We weren’t religious or nothing. It was just the only time it was acceptable for my mother to be as drunk as she was every other day of the year—Christmas and St. Patty’s Day too, I suppose.
But no one was giving out four-leaf clovers or whatever green shit was on brand on St. Patty’s Day.
No one cared if you went hungry on St. Patty’s Day.
But Christmas was when the church folks would stop by with canned goods and regifted presents—as well as lots of stares, a shit-ton of judgment, and the occasional Bible.
Was I a little too old for the toddler toys and used coloring books?
And were most of those cans expired and bullshit no one in their right mind actually ate?
Like creamed corn and some sort of unrecognizable bean?
Yup and yup and yup. But at least they were mine. And not much was mine in that trailer.

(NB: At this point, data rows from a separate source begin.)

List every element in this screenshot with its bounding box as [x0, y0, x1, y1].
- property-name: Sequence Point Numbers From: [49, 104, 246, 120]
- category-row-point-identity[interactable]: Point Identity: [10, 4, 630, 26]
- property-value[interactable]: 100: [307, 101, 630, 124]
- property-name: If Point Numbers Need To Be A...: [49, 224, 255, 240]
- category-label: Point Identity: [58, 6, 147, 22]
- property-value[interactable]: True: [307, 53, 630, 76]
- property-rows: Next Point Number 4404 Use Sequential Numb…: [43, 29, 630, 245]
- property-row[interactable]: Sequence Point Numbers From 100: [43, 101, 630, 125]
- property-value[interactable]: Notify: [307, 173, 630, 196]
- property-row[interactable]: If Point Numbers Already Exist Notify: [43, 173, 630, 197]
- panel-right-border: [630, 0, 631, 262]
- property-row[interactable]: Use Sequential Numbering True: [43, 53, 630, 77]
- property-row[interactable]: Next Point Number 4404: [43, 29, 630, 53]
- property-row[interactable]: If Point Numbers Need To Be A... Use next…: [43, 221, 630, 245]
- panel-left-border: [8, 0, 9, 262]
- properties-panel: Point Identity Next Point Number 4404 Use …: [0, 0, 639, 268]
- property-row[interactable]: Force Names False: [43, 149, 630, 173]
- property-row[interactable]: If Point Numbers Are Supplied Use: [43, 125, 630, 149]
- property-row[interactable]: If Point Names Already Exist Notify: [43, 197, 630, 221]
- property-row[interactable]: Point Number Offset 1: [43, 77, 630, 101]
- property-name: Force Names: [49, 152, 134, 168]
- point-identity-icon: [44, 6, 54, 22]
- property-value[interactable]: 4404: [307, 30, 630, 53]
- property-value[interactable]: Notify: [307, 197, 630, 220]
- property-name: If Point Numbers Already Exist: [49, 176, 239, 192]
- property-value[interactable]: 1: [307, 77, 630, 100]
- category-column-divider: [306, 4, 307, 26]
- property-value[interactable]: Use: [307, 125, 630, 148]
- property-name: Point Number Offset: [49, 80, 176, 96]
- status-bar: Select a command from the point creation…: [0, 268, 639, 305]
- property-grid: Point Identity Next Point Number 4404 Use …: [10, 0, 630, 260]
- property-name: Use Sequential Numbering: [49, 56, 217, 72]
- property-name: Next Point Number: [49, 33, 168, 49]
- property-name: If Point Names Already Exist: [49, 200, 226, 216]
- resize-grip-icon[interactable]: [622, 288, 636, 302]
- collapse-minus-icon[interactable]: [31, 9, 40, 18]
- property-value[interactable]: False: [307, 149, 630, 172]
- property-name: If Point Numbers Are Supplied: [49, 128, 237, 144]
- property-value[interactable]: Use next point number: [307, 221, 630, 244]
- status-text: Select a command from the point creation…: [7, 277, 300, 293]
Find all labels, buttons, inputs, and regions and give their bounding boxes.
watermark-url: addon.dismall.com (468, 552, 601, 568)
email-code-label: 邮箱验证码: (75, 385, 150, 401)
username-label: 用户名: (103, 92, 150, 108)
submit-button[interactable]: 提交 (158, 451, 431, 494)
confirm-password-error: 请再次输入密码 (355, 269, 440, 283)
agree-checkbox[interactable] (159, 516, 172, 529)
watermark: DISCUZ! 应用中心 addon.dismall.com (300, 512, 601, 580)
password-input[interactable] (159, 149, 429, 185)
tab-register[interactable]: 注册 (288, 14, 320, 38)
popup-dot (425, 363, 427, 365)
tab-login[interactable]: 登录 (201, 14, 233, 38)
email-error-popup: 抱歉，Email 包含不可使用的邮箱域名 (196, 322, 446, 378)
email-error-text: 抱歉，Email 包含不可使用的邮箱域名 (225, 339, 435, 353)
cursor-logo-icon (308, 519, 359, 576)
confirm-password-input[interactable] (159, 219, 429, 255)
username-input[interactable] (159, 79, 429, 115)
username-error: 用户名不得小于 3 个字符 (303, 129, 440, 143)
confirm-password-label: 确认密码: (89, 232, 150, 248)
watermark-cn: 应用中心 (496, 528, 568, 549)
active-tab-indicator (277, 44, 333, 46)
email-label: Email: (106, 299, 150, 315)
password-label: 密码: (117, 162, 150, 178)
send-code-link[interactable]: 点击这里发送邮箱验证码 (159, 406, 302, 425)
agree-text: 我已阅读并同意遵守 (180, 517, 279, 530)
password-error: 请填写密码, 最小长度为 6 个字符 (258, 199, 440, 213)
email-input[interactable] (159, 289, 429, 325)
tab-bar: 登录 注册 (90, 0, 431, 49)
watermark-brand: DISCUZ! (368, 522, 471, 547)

Something else my ma liked to remind me of whenever she got the chance.
Everything I owned was because of her. Including the cock between my legs.
Everything except for those toys and coloring books.
She was usually too whacked out of her mind to remember me opening them on Christmas morning, when she even bothered coming home, so it was much easier for me to hide everything in the back of the closet without her finding it and trying to hock it as some pawn shop or cash for gold store.
Which was why boredom had me once again snooping around Nurse Keller’s townie.
This time, for something more festive than the gray-on-gray décor she had sprinkled around the living room with pops of frilly pinks.
I spent a good hour or two rummaging through the house before finding a box of old decorations in the attic.
Brand-new, still in the packaging but boxed up anyway.
I pulled them down, dropped them into the living room, and then began the task of spreading a little holiday cheer…
The interior was all so… dark and pastel, if that was a thing? What it really needed was some red and green, some cheesy-ass holiday music, and some baked goods. My stomach grumbled at the thought. I was a sucker for sweets. Probably because those were a rarity too.
So I made my way into the kitchen next, grabbed a half-empty packet of stale crackers from Jules’s pantry, and shoved a handful into my mouth as I headed back towards the living room.
Where I threw some cheap garland up on the fireplace and a few of those decorative red and green balls into a dish on the coffee table before moving on to the dismantled tree.
The box was sealed and there was plastic wrapped around each of the branches.
Like the stuff had gone straight from the register to the attic without ever making a pit stop in the house.
But at least I had all the pieces to work with.
It took about twenty minutes or so for me to have the damn thing standing slightly crooked on its own, without bothering to read the instructions, its branches properly fluffed and a few string lights strung haphazardly around the middle.
Wasn’t the best looking tree I’d ever seen but wasn’t the worst either.
Then I took my ass back upstairs to the bedroom where my little rag doll was still propped up on the bed. I shoved her to one side, plopped down beside her on the mattress, and flicked on the tv.